Extract from Aircraft Industry Wastewater Recycling, EPA-600/2-78-130 (1978/06), Appendix D: Calculator Program for Computing Reverse Osmosis Unit Product and Concentrate Concentrations, pgs 69-71

     "The general problem of calculating concentrate concentration and permeate concentration in an unit employing feedback is best solved by a reiterative technique. Such calculation is time consuming unless a computer or programmable calculator is available. This appendix contains a 99-step program devised for use on a Hewlett-Packard HP-65 calculator, that reiterates the necessary calculations until two successive results differ by less than one part in 1000".
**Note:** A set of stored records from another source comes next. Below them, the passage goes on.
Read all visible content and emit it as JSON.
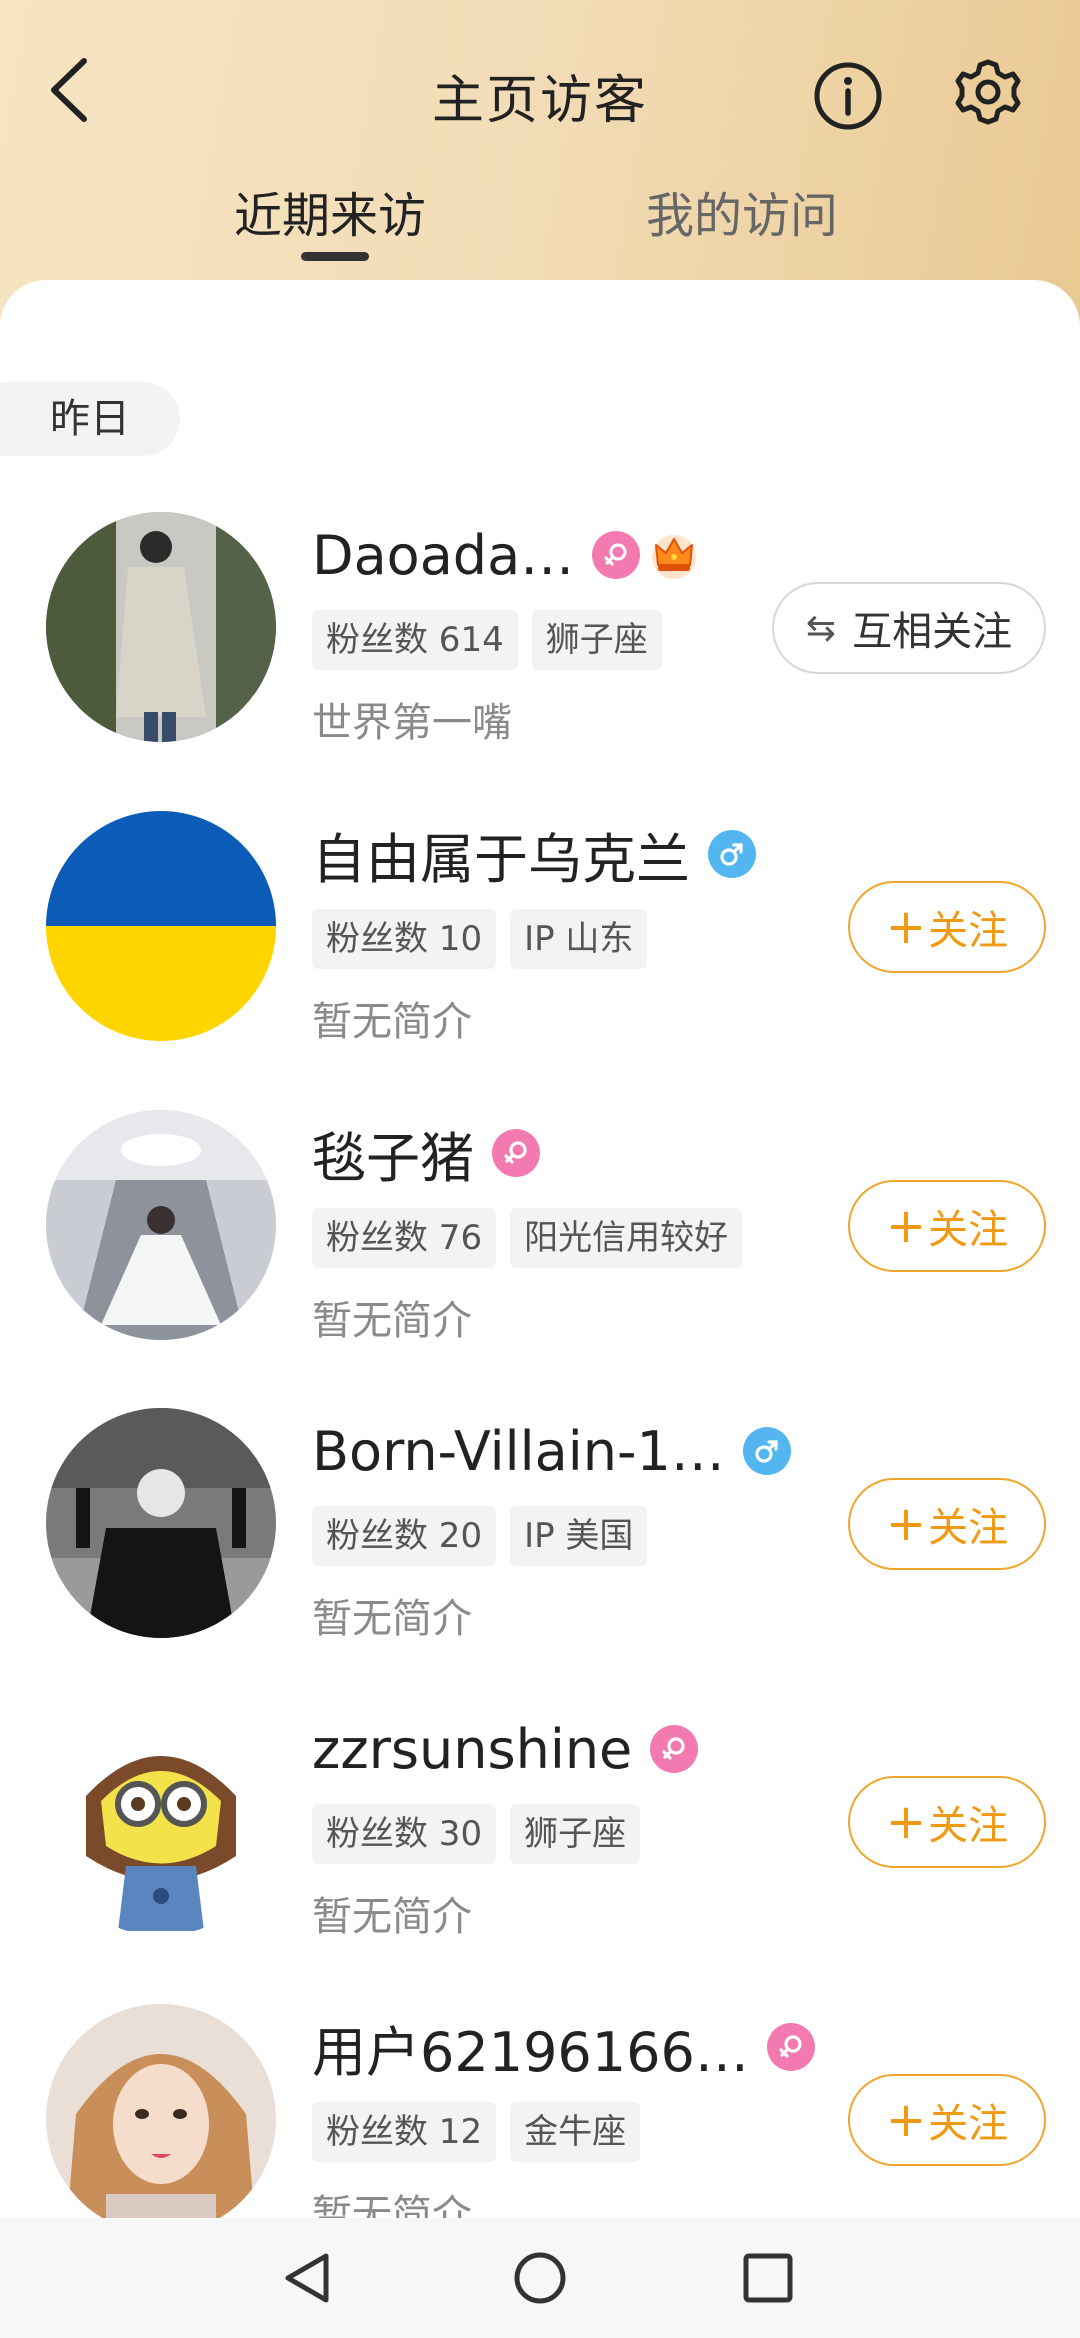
{
  "header": {
    "title": "主页访客",
    "back_icon": "chevron-left-icon",
    "info_icon": "info-icon",
    "settings_icon": "gear-icon"
  },
  "tabs": [
    {
      "label": "近期来访",
      "active": true
    },
    {
      "label": "我的访问",
      "active": false
    }
  ],
  "section_label": "昨日",
  "colors": {
    "accent_orange": "#f09a14",
    "female_badge": "#f37ab0",
    "male_badge": "#54b6f0",
    "header_gradient_start": "#f6e4c2",
    "header_gradient_end": "#e9c992"
  },
  "visitors": [
    {
      "name": "Daoada…",
      "gender": "female",
      "crown": true,
      "tags": [
        "粉丝数 614",
        "狮子座"
      ],
      "bio": "世界第一嘴",
      "action": "互相关注",
      "action_icon": "swap-arrows-icon"
    },
    {
      "name": "自由属于乌克兰",
      "gender": "male",
      "crown": false,
      "tags": [
        "粉丝数 10",
        "IP 山东"
      ],
      "bio": "暂无简介",
      "action": "关注"
    },
    {
      "name": "毯子猪",
      "gender": "female",
      "crown": false,
      "tags": [
        "粉丝数 76",
        "阳光信用较好"
      ],
      "bio": "暂无简介",
      "action": "关注"
    },
    {
      "name": "Born-Villain-1…",
      "gender": "male",
      "crown": false,
      "tags": [
        "粉丝数 20",
        "IP 美国"
      ],
      "bio": "暂无简介",
      "action": "关注"
    },
    {
      "name": "zzrsunshine",
      "gender": "female",
      "crown": false,
      "tags": [
        "粉丝数 30",
        "狮子座"
      ],
      "bio": "暂无简介",
      "action": "关注"
    },
    {
      "name": "用户62196166…",
      "gender": "female",
      "crown": false,
      "tags": [
        "粉丝数 12",
        "金牛座"
      ],
      "bio": "暂无简介",
      "action": "关注"
    }
  ],
  "follow_plus": "+",
  "navbar": {
    "back_icon": "triangle-back-icon",
    "home_icon": "circle-home-icon",
    "recents_icon": "square-recents-icon"
  }
}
Program Description Description, Equations, Variables
Calculation Steps
Operating Limits and Warnings
Sample Problem
Reference
Program {listing}

[attachment=12365]
BEST!
SlideRule


RE: (HP-65) Prog. No. 04198A Reverse Osmosis - Thomas Klemm - 07-29-2023 01:32 PM

Quote:This appendix contains a 99-step program devised for use on a Hewlett-Packard HP-65 calculator, that reiterates the necessary calculations until two successive results differ by less than one part in 1000.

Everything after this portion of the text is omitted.